Je vais donc parler du livre, seul élément tangible de mon histoire. Lui-même n'a pas grand chose de tangible à offrir à ses lecteurs. Je l'ai dit : Minuscules flocons… n'est pas l'histoire de. C'est l'histoire le narrateur (alter ego de l'auteur) est envoyé par son journal à L.A. pour y suivre le plus grand salon de jeu vidéo. Il doit rencontrer un certain Dillinger, créateur d'un nouveau concept de jeu. Il rencontre son correspondant, Pongo, et son pote RAM, en costume de Godzilla. C'est l'histoire où il y a des hélicoptères sur L.A., de la neige et où la ville est une grille virtuelle. Il y a un motel, aussi. L'histoire où le narrateur squatte chez des gens étranges. L'histoire où le gamin semble être un stade dégénéré de l'adulte, où tous les repères d'âge, d'activité, de sexualité, d'intérêts sont totalement brouillés. L'histoire où Disney aurait secrètement rencontré Tezuka dans des studios d'animation faits de bunkers et de souterrains humides. Où la réalité a glissé vers quelque chose d'inquiétant, de psychotique, d'intestinal, où elle n'est faite que d'inavouable et de paranoïa. L'histoire où les costumes et les peluches sentent la sueur. C'est tout ça, bien d'autres choses, mais impossible de dire l'histoire de quoi c'est. S'il y a une chose que ce livre ne donne pas, ce sont des réponses. Il est une somme d'impressions, d'émotions, d'images intangibles, fugaces, de conclusions incertaines, de mythes modernes, de références innombrables aux icônes des séries SF, des jeux vidéo, des anime ; un monde pas franc de fiction, de nerds, de fucking non-dit, d'humains happés par la mythologie contemporaine et son grand vide. Comme on est happé par le livre sans en retirer d'autre enseignement qu'un truc qu'on oublie et qui grouille en nous pendant des mois avant de se frayer un chemin vers la surface pour accoucher d'un billet de blog.

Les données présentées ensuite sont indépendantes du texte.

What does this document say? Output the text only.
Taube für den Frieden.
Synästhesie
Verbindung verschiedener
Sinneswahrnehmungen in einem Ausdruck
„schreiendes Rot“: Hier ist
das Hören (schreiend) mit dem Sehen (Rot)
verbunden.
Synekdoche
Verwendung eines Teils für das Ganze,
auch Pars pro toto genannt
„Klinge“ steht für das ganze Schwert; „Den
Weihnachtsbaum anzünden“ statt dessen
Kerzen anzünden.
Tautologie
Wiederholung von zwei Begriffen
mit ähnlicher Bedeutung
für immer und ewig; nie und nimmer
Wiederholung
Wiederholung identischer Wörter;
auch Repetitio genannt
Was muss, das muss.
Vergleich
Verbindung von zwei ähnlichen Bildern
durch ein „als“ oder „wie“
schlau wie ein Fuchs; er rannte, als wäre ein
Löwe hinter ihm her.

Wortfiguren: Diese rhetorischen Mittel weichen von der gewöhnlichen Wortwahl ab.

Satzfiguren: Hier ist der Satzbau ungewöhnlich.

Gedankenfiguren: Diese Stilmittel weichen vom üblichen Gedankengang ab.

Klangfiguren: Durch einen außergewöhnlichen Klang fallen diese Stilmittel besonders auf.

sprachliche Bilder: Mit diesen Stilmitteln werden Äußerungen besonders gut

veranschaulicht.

Le style d'écriture de Calvo est particulier, très difficile à décrire. On y retrouve un peu de la poésie technologique de Gibson, en plus nihiliste. Plus personnel aussi, sans doute, plus à fleur de peau. Plus malsain dans le sous-jacent. Ce qui, pour une lecture, est nécessairement plaisant. L'ensemble du livre montre une narration assez hétéroclite. C'est déconcertant mais ça confère à la lecture une valeur d'expérience forte. Le récit à la première personne et au présent est ce qui peut se faire de plus intimiste. L'écriture est très visuelle et les images qu'elle fait naître sont puissantes, on reste longtemps dans l'ambiance. Dommage que certains passages nous éjectent un peu du récit. Les dialogues explicatifs semblent parfois trop soutenus, comme issus d'une cinématique d'un vieux jeu d'aventure ou d'une scène de film ou de série visiblement conçue pour dévoiler des informations, à l'exclusion de toute autre chose. Rapprochements stylistiques qui, pour ce livre, ne sont finalement pas inacceptables. Ou bien, peut-être que ce que je prends pour de la maladresse n'est finalement que la rugosité d'un style très personnel. En tout cas, c'est une écriture racée, fougueuse, marquante. (Tout comme l'est, à sa manière propre, celle de Thomas Day, autre jeune écrivain français de SF/fantastique.)

Extrait :

Ma tête est pleine de vagues et de remous qui refluent, brouillés d'algues et de sable, l'écho d'une ligne de parasite ou d'une réverbération, un galop de bongos sur un larsen de ukulélé.

Le contact de la vitre est froid, mon front sur le plexiglas. À terre se dévoile lentement l'intimité luminescente de la grille de Los Angeles, cancer de la terre, circuit imprimé rouge, ocre, métal sous une nappe de pollution. Des niveaux détourent les aberrations de la plaine, enlacements de courbes et de droites où s'articulent les spores urbaines. Ces particules forment des blocs rectangulaires aplatis : hangars, bungalows, parkings, centres commerciaux et pavillons, un gaufrier de puces limité par un système d'autoroute organique, pelé aux points nodaux en forêts de spaghetti. Une activité grouille sur ces artères rectilignes, déplacement de lumière épaissi à basse altitude.

Notre appareil bascule dans la nuit. Les hôtesses dansent dans la travée, répétées jusqu'au verre teinté du cockpit. Tous les haut-parleurs grésillent, j'ai l'impression de mourir.